The various data mining technologies can be used together. For example, a sequence pattern analysis could identify potential customers, and then classifying could be used to distinguish between those prospects who are converted to customers and those who are not. There is a lot of competition for consumer dollars. I would expect that data mining will continually be revised and improved on.

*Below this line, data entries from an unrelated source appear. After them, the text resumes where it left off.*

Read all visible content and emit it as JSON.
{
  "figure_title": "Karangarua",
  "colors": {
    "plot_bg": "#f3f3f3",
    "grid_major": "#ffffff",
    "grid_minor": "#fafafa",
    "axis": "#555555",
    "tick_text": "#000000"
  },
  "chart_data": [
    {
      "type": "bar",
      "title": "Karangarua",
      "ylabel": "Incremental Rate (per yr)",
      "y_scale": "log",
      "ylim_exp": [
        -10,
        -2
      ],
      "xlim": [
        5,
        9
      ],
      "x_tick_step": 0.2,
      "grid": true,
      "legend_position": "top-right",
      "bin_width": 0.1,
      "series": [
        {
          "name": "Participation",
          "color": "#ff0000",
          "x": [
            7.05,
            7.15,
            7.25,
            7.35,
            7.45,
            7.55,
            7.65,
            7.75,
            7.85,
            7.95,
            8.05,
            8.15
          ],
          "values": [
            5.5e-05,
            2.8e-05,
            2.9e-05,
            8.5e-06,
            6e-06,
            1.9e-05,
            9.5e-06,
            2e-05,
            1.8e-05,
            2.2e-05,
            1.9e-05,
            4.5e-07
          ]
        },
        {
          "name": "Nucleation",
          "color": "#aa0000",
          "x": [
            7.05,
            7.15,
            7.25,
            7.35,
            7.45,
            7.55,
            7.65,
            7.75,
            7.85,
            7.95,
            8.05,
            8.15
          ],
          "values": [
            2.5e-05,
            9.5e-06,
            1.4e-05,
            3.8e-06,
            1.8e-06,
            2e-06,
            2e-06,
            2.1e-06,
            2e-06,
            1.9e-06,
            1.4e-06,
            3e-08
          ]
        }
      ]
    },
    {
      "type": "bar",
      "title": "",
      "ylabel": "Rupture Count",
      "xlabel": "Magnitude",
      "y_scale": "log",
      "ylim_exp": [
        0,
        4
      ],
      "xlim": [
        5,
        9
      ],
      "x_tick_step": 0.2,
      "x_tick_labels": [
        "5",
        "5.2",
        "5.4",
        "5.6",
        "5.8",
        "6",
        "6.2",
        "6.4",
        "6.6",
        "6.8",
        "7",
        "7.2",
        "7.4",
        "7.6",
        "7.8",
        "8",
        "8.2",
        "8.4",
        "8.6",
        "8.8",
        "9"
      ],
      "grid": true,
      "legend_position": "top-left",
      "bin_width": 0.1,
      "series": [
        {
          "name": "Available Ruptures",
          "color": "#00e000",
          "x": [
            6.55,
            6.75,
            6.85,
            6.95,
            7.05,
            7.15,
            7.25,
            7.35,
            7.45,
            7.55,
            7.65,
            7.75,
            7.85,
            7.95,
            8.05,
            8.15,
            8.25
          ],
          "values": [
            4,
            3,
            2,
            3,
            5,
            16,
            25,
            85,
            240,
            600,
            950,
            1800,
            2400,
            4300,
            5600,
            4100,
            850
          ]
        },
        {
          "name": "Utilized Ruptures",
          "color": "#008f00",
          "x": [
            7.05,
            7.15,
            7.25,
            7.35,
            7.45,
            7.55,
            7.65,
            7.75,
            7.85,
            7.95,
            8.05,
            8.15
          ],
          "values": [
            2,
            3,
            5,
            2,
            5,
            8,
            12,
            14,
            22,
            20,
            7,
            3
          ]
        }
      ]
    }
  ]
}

Data miners use technologies that are based on statistical analysis and data visualization.
Decision Trees
Tree-shaped structures can be used to represent decisions and rules for the classification of a dataset. As well a being easy to understand, tree-based models are suited to selecting important variables and are best when many of the predictors are irrelevant.
Genetic Algorithms
Genetic algorithms are optimization techniques that use processes such as genetic combination, mutation, and natural selection in a design based on the concepts of evolution. Possible solutions for a problem compete with each other. Genetic algorithms are suited for optimization problems with many candidate variables.
K-Nearest Neighbor Method
The nearest neighbor method is used for clustering and classification. In the case of clustering, the method firsts plots each record in –dimensional space, where n attributes are used in the analysis. Then, it adjusts the weights for each dimension to cluster together data points with similar goal features. For instance, if the goal is to identify customers who frequently switch
phone companies, the k-nearest method would adjust the weights for relevant variables to cluster switching customers in the same neighborhood. Customers who did not switch would be clustered some distance apart.
Neural Networks
A neural network, mimicking the neurophysiology of the human brain can learn from examples to find patterns in data and classify data. While neural networks can be used for classification, they must first be trained to recognize patterns in a sample dataset. Once trained, a neural network can make predictions from new data.
Data Visualization
Data visualization can make it possible for the analyst to gain a deeper, intuitive understanding of data. Because they represent data in a visual format, visualization tools take advantage of our capacity to rapidly discern patterns. Data mining can enable the analyst to focus attention on important patterns and trends and explore these in depth using visualization techniques. Data mining and data visualization work especially well together.